Mi-cuit et Monster Truck

 

 

 

 

Le cinéma français c'est donc l'horreur s'il n'y a pas l'horreur pour en réincarner le désir (Grave), en relancer le moteur (Titane). Très bien, d'autant que Julia Ducournau ne manque à l'évidence ni de talent ni d'imagination. Le problème qui est de taille tient cependant à la qualité des films qu'elle a réalisés, qui tapent sévère en étant démunis de tout mordant. L'immaturité s'y taille la part du lion, avec ses forçages putassiers (le salon de tuning est une métaphore assumée) et ses idées pas si nouvelles (la famille, la famille, d'adoption ou biologique, on n'en sort pas). Les hommages appuyés à David Cronenberg oublient l'essentiel : on ne fait pas du bon cinéma en carburant à l'adulescence. Les hypothèses transhumanistes s'apparentent dès lors à des viandes moins maturées qu'immaturées. Si en boucherie la maturation consiste à faire reposer les viandes sur l'os pour en affiner le goût, l'immaturation tire ici du côté du prurit acnéique. Il y a quand même un étrange destin à vouloir ne pas s'émanciper des cadres familiaux hérités, d'autant plus quand on a une mère gynécologue et un père dermatologue.

 

 

 

Avec Grave on s'attendait à un opéra bouffe pris au mot. Les noces rouges du littéral et du métaphorique promettaient en effet beaucoup ; on finit cependant avec un dessert consistant en un mi-cuit recouvert à l'excès de sirop de myrtilles. Encore une fois, l'adulescence marque le refus hystérique de la maturité qu'exige l'horreur, la vraie. Gravement déçu par Grave, on attendait pourtant de la pétulante Julia Ducournau un autre genre de festin sanglant qu'un tout petit prurit acnéique.

 

 

 

Le titane est une image de vérité pour l'héroïne de Titane, mutante qui résiste au feu comme une salamandre, hybride en transition organologique qui s’accouple avec des automobiles en engendrant le premier né de l’ère transhumaniste. C’en est une autre pour sa réalisatrice qui se projette tellement dans le destin transitoire de son personnage qu’elle considère dans une manière d’explicitation publicitaire ses images comme le matériau rutilant nécessaire à ses propres forçages, ses métamorphoses accouchées aux forceps, entre Vulcain et vulgarité. La sensualité de Julia Ducournau est une vaine cérébralité quand ses épanchements tiennent du liquide de refroidissement. Si la prothèse est en titane, la boîte crânienne abrite un conformisme des nouveaux stéréotypes couplés aux vieux clichés qui ont la peau dure.

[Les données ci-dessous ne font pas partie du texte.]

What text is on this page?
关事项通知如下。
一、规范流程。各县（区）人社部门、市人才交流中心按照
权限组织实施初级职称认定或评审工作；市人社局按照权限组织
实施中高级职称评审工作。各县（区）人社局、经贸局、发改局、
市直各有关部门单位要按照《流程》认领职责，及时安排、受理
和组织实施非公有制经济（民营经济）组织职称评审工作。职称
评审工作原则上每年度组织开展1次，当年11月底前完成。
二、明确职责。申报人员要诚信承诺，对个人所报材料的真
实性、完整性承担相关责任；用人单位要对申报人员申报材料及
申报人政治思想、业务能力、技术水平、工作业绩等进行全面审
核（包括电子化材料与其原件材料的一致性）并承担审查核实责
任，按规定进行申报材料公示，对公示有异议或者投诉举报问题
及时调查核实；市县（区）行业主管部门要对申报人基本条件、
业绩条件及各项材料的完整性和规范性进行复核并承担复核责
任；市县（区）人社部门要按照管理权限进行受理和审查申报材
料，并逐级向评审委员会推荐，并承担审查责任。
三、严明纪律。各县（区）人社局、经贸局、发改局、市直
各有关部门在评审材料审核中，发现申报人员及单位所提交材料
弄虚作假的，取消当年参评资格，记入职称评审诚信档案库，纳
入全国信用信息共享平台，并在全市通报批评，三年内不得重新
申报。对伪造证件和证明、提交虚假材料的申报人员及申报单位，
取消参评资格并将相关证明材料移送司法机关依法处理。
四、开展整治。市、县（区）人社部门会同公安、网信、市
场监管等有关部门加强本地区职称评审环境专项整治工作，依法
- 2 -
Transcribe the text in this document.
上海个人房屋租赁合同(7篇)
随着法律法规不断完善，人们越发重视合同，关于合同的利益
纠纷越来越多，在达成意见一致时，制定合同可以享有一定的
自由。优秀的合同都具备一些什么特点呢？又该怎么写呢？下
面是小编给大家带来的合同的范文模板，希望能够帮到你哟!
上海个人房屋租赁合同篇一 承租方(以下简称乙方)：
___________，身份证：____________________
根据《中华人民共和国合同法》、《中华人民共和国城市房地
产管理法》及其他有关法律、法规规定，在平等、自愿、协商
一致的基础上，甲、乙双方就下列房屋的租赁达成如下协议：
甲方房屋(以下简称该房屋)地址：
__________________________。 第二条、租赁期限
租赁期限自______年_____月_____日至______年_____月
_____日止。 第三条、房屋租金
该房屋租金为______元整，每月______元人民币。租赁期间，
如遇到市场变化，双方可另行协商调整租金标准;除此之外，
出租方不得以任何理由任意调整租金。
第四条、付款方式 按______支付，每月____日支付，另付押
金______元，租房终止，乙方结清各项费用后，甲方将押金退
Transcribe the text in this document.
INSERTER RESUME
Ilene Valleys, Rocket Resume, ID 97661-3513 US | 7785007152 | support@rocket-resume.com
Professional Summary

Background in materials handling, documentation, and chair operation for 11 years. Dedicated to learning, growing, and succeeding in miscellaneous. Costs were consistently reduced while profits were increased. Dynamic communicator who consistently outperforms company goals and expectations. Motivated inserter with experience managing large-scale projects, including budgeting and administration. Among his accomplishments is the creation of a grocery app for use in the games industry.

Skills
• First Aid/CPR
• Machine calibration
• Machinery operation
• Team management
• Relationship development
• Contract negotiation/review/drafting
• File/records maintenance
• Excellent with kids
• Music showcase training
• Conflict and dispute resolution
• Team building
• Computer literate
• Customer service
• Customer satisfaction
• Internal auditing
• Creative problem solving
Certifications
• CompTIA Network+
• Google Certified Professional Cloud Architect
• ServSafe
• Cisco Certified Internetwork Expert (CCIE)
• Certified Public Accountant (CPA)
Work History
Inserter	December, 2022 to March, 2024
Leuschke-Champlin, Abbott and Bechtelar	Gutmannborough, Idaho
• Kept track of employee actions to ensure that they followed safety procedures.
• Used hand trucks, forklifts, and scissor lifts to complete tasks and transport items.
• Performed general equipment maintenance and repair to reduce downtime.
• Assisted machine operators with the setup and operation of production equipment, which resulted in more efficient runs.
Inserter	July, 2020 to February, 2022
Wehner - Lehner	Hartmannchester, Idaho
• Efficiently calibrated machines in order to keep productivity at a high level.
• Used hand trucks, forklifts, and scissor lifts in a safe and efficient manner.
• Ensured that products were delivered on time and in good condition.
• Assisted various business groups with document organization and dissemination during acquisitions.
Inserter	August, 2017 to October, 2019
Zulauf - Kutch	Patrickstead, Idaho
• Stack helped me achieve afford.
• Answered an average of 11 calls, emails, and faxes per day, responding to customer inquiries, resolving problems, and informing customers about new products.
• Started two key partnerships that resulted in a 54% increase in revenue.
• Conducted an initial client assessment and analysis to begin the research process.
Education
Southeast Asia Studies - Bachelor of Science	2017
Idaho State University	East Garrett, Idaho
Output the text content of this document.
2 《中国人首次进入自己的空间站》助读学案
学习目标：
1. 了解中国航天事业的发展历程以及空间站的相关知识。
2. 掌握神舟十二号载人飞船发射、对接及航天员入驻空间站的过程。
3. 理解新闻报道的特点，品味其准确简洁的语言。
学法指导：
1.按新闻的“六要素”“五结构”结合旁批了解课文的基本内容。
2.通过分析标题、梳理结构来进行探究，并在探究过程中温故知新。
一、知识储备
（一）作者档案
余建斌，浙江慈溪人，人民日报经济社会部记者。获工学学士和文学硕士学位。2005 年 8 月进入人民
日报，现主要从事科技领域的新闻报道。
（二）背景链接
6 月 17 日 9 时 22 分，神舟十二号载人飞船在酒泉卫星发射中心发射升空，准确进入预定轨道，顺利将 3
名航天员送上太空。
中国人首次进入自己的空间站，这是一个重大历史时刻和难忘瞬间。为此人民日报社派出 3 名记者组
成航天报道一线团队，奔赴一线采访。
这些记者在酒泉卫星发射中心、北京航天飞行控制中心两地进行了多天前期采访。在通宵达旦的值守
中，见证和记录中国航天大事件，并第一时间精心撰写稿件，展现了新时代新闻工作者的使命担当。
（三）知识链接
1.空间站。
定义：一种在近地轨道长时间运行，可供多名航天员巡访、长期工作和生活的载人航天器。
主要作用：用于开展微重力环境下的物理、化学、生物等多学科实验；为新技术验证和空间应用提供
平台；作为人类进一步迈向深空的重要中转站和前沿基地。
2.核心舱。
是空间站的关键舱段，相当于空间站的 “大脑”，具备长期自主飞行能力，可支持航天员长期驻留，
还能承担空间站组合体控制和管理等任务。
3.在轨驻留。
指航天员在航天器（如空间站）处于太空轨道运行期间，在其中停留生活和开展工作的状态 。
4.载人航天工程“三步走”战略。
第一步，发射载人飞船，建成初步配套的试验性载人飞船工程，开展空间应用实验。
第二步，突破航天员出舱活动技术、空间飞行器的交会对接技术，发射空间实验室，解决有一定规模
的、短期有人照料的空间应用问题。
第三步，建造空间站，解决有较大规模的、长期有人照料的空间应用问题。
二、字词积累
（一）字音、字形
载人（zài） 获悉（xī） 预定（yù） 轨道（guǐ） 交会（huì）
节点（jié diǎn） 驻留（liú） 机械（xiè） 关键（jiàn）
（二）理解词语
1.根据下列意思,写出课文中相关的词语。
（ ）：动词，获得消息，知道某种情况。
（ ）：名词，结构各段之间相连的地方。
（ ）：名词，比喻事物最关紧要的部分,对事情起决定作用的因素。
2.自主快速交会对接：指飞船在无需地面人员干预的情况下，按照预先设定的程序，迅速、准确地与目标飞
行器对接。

Grave (2016) de Julia Ducournau

Opéra (mal) bouffe

Noces rouges

 

(du littéral et de la métaphore)

 


 


 

Rien de plus simple avec l'anthropophagie (et non le cannibalisme comme l'annone en chœur la critique qui en passant oublie les usages et origines ethnocentriques d'un pareil terme) que d'en profiter pour célébrer les noces rouges du littéral (le cru de la viande à vif qui crie) et du métaphorique (la cuisson de la chair des images, à point, saignante ou bleue c'est selon les goûts). C'est en fanfare pétaradante que cette célébration vient d'avoir une nouvelle fois lieu à l'occasion du premier long-métrage turbulent de Julia Ducournau, petite sensation de la Semaine de la Critique de l'édition cannoise 2016. Sur son berceau se seront penchées quelques fées (la Villa Médicis pour l'écriture, Rouge international pour la production et Wild Bunch pour la distribution), bien disposées à offrir le maximum d'exposition au récit d'initiation d'une jeune femme infortunée forcément prénommée Justine et sujettes aux poussées furieuses des retournements carnées de l'extimité.

 


 

Turbulent, Grave le serait en effet et même deux fois mais la double ration de turbulence en rajoute tellement que le forçage s'impose pour voie privilégiée de l'adhésion. Grave se plante grave quand il met le paquet en confondant croyance et conviction. Une première fois sur un mode aussi viscéral que volontariste (à la place des excès décomplexés du gore, les prétentions arty du body horror). Une seconde fois sur le mode d'une agitation post-adolescente aussi fiévreuse que démonstrative (les infortunes de Justine offriraient les gages d'une incarnation qui s'avance d'un pas – la chair tourmentée oblige les nerfs du spectateur à être mis à rude épreuve – mais pour reculer aussitôt de deux – les compositions musicales sur-accentuées de Jim Williams font office de pare-feux, ce n'était qu'une blague, on déconne en en rajoutant dans le dégoût, pas la peine donc de s'offusquer).

 


 

Les noces rouge sang du littéral et du métaphorique ressemblent en fin de compte à une table des conjugaisons et il est certain que Garance Marillier ne démérite pas dans l'exercice. Même si l'on comprend vit qu'il ne s'agit surtout pas de s'évader des ornières d'un programme rien moins que scolaire (après tout, la fiction investit une école vétérinaire en guise de métaphore aveuglante de l'école que le film se donne à lui-même).

 


 


 

L'anthropophagie comme (à remplir)

 


 


 

Donc c'est parti pour l'anthropophagie comme signifiant-maître et, l'hypothèse zombique mise de côté, le déroulé appliqué de l'éventail de tous ses signifiés. L'anthropophagie comme... À charge pour le spectateur de remplir l'espace qu'il y a entre les trois petits points des significations disponibles sur le marché de l'interprétation concernant l'humanité amatrice de viande humaine. L'anthropophagie comme épreuve de la puberté (les desquamations impressionnent, on pense furtivement au premier roman de Lorette Nobécourt, La Démangeaison). L'anthropophagie comme assignation à résidence d'une féminité dont la carnation doit répondre à une série de normes et de conventions (l'épilation bute sur l'acte manqué d'un doigt coupé, le doigt manquant n'étant que celui qui nous fait honneur d'être d'honneur – la blague est courte et marrante, malheureusement plusieurs fois réitérée et explicitée comme s'y emploierait un adolescent un peu lourdingue de vouloir absolument plaire). L'anthropophagie comme addiction au désir sexuel comme drogue addictive (la séquence sous les draps rejouerait sur un mode plus hardcore l'ambiance plus éthérée d'une scène semblable dans Identification d'une femme de Michelangelo Antonioni en 1982).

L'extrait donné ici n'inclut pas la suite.